Milikapiti AOD Diversion Bike Building Project
Just in time for the June Bush Holidays on Melville Island, kids from Milikapiti community got a nice surprise when 16 bikes were built for them by community members participating in an Alcohol Reference Group Bike Building Workshop at Milikapiti Men’s Centre. The project aims to promote healthy lifestyles in the community through the recycling of strong, reliable, low maintenance ‘Bush Bikes’ that perform well in bush conditions. The workshop was collaboratively supported by the Milikapiti Alcohol Reference Group, The Milikapiti Health Clinic, Tiwi Islands Training and Education Board and Chief Bike Mechanic, Brian Dalliston, of Deadly Treadlies Darwin.

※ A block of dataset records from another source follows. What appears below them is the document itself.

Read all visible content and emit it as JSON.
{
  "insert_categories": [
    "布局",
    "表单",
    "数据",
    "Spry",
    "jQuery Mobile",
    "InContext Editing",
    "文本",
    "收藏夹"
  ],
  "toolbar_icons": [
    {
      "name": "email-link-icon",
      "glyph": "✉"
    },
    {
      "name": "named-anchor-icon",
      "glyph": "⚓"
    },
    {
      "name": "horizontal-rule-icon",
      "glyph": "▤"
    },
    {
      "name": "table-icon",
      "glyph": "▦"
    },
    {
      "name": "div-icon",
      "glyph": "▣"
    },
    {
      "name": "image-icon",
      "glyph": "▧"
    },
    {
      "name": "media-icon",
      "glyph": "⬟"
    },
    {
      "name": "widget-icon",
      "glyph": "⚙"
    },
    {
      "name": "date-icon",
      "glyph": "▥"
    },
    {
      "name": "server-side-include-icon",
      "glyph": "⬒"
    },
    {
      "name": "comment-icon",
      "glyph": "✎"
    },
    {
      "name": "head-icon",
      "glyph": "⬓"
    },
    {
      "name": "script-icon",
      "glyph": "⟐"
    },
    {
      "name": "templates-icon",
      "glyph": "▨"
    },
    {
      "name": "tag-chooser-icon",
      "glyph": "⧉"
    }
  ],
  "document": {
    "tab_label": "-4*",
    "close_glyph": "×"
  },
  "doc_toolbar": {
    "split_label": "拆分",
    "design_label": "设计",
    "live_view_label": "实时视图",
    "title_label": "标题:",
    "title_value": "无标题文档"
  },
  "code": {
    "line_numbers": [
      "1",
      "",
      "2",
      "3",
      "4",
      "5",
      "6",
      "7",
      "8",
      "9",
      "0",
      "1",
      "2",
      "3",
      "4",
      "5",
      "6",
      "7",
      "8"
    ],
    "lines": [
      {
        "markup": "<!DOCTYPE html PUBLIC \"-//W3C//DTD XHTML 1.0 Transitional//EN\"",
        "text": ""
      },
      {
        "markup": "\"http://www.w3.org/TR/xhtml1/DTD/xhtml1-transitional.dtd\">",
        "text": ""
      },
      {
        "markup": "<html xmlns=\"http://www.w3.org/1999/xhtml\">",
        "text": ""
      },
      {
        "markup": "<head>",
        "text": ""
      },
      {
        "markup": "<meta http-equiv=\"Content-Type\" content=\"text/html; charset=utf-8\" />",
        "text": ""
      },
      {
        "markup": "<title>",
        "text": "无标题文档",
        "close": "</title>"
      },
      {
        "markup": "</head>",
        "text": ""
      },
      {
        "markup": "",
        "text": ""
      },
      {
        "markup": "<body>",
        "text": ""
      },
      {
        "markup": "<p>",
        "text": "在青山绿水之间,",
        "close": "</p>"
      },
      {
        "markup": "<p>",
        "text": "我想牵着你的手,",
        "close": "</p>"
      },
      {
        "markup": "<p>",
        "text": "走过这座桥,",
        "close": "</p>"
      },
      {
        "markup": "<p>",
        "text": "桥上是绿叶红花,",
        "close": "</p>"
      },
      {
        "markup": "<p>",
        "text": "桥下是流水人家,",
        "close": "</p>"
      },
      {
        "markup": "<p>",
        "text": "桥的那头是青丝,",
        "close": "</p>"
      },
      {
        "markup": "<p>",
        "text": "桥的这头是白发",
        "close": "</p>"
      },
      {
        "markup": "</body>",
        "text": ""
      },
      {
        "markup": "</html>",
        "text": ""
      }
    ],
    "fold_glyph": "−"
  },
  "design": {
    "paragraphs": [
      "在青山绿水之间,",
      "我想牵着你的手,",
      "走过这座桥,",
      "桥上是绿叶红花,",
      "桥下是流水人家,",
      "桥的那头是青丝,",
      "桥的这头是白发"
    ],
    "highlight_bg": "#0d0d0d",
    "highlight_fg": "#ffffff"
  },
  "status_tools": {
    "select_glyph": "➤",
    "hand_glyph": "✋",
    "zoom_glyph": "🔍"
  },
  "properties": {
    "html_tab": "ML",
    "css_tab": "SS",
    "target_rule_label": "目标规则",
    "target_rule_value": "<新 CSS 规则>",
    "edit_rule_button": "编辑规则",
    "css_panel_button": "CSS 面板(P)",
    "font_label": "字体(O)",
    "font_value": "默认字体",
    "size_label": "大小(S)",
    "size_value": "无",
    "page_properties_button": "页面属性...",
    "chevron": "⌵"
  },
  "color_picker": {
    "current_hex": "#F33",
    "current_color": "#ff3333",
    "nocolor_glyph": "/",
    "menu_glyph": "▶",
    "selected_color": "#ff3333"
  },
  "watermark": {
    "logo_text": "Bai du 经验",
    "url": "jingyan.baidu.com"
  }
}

At the start of the program, 16 bike frames, 32 wheels, and a lot of bike parts arrived by barge in preparation for the big ‘build up’. After five days of hard work, the bikes were passed fit and ready for the next stage of their journey. At a small handover ceremony, Connell Tipoloura, chairman of the Milikapiti Alcohol Reference Group handed over the bikes to the Milikapiti Recreation Centre to be used by children as an after school activity. The young men involved in the program gained useful skills in maintaining and repairing bikes they had built ‘from the ground up’.
By all reports, the kids on Bush Holiday gave them a really good work out!